Superstrada, tornano gli autovelox,
anche il sindaco di Visso attacca:
“Un modo scorretto per fare cassa”
PROTESTA - Apparecchi posizionati a Serrapetrona e a Montecosaro. Giuliano Pazzaglini: "Nasconderli dietro siepi, cartelli, piazzole o curve significa solo cercare soldi facili". La proposta di Simone Gatto: "Usiamo i soldi delle multe per i comuni terremotati"
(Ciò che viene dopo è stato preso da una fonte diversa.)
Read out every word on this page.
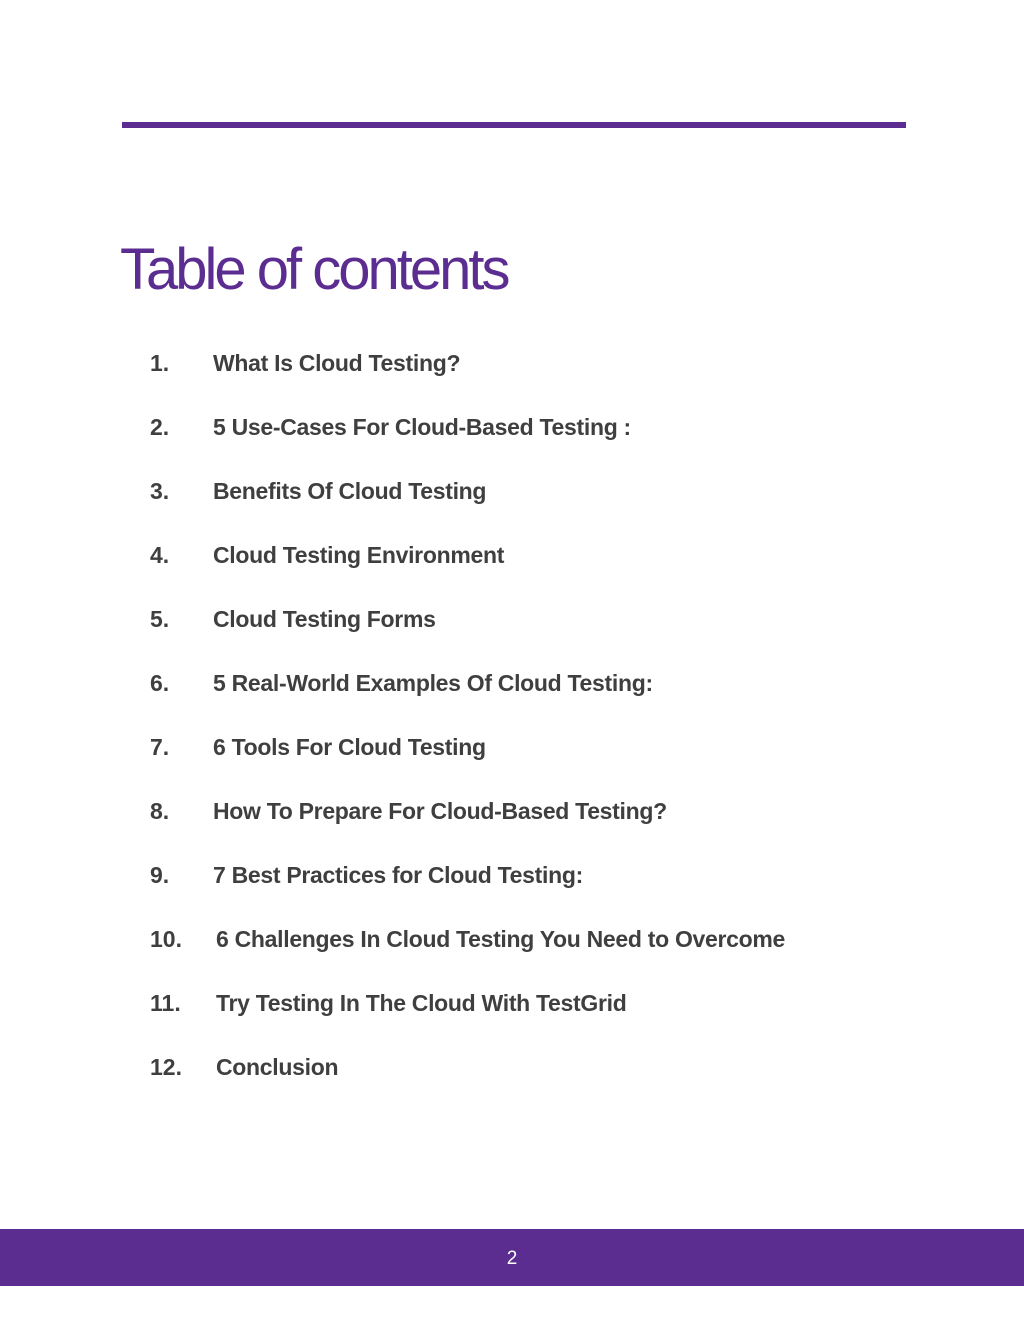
Table of contents
1. What Is Cloud Testing?
2. 5 Use-Cases For Cloud-Based Testing :
3. Benefits Of Cloud Testing
4. Cloud Testing Environment
5. Cloud Testing Forms
6. 5 Real-World Examples Of Cloud Testing:
7. 6 Tools For Cloud Testing
8. How To Prepare For Cloud-Based Testing?
9. 7 Best Practices for Cloud Testing:
10. 6 Challenges In Cloud Testing You Need to Overcome
11. Try Testing In The Cloud With TestGrid
12. Conclusion
2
In questi giorni l’autovelox è tornato a far bella mostra di sé lungo la superstrada Valdichienti, dopo l’annuncio la scorsa settimana della ripresa dei servizi della polizia municipale di diversi comuni, sinora sospeso per l’emergenza terremoto. Ieri mattina presto in zona Caccamo di Serrapetrona direzione mare e nel primo pomeriggio a Montecosaro, direzione monti, suscitando subito le proteste degli automobilisti sui social. Sul tema è intervenuto anche il sindaco di Visso Giuliano Pazzaglini: “Visto che scadrà il mandato prima che torni ad essere un mio problema vorrei dire la mia al riguardo. Secondo me servono solo per fare cassa. Un modo scorretto per fare cassa. Appena eletto ho immediatamente detto al vigile di non utilizzare più l’autovelox – scrive Pazzaglini – Ho però lasciato i totem in modo da continuare ad avere il deterrente. Questa è prevenzione, nasconderli dentro macchine, dietro siepi, cartelli, piazzole o curve significa solo cercare soldi facili. Non provate a sostenere che ci incorre solo chi corre, viene sanzionato solo chi è distratto perché quelli che corrono fanno bene attenzione a cosa c’è per strada, mentre chi ha già troppe cose a cui pensare facilmente può non accorgersi di ridicoli limiti dove casualmente vengono sempre posizionati gli autovelox”.
C’è chi invece come Simone Gatto, docente e guida escursionistica, lancia la proposta di usare i soldi delle multe per i comuni terremotati: “Mi chiedo i comuni che urlano di essere super-terremotati quali Camerino, Caldarola, hanno il tempo di impiegare le loro forze di polizia locale (municipale), invece che per l’emergenza di cui tanto urlano, per collocare in una strada da loro non asfaltata né gestita come la superstrada Val di Chienti di totale proprietà e gestione Anas, forse hanno terminato il loro stato di emergenza e non hanno bisogno di fondi statali per il terremoto, questi fondi allora non potrebbero essere dirottati in altri comuni più bisognosi?”. Altri automobilisti hanno chiesto di diffondere pubblicamente un elenco dei servizi con autovelox che i Comuni intendono effettuare in autostrada, come era stato fatto negli anni scorsi.
Finisce l’effetto terremoto: tornano gli autovelox sulla superstrada



L’autovelox deve essere ben visibile, in modo che costringa l’automobilista a rallentare e scongiurare il pericolo creato dalla velocità eccessiva. Se è nascosto e scatta la multa, il pericolo è già stato creato e può essere troppo tardi. Chi lo mette nascosto non ha nessun interesse per la sicurezza.
Il problema secondo me, sussiste solo nel tratto dove c’e’ il limite dei 90 km , per il resto il limite dei 110 km deve essere rispettato da tutti , e’ una questione di sicurezza. Dove ci sono i 90 e’ la qualita’ della strada e’ uguale o anzi migliore (dopo uscita di Camerino direzione monti) e’ invece una vera e propria trappola…..
Perfettamente daccordo con il sindaco Pazzaglini, mi sembra proprio una persona vicino alla gente e che si da molto da fare per il bene di tutti. Ormai è un dato di fatto che i comuni installano gli autovelox per fare cassa vedi specialmente quelli nascosti (per quale motivo dovrebbero nasconderli?)e addirittura messi nelle strade di campagna. Ormai è tutto un fregarci a vicenda che porta solamente odio ansie e disperazione (e non sono stato tragico).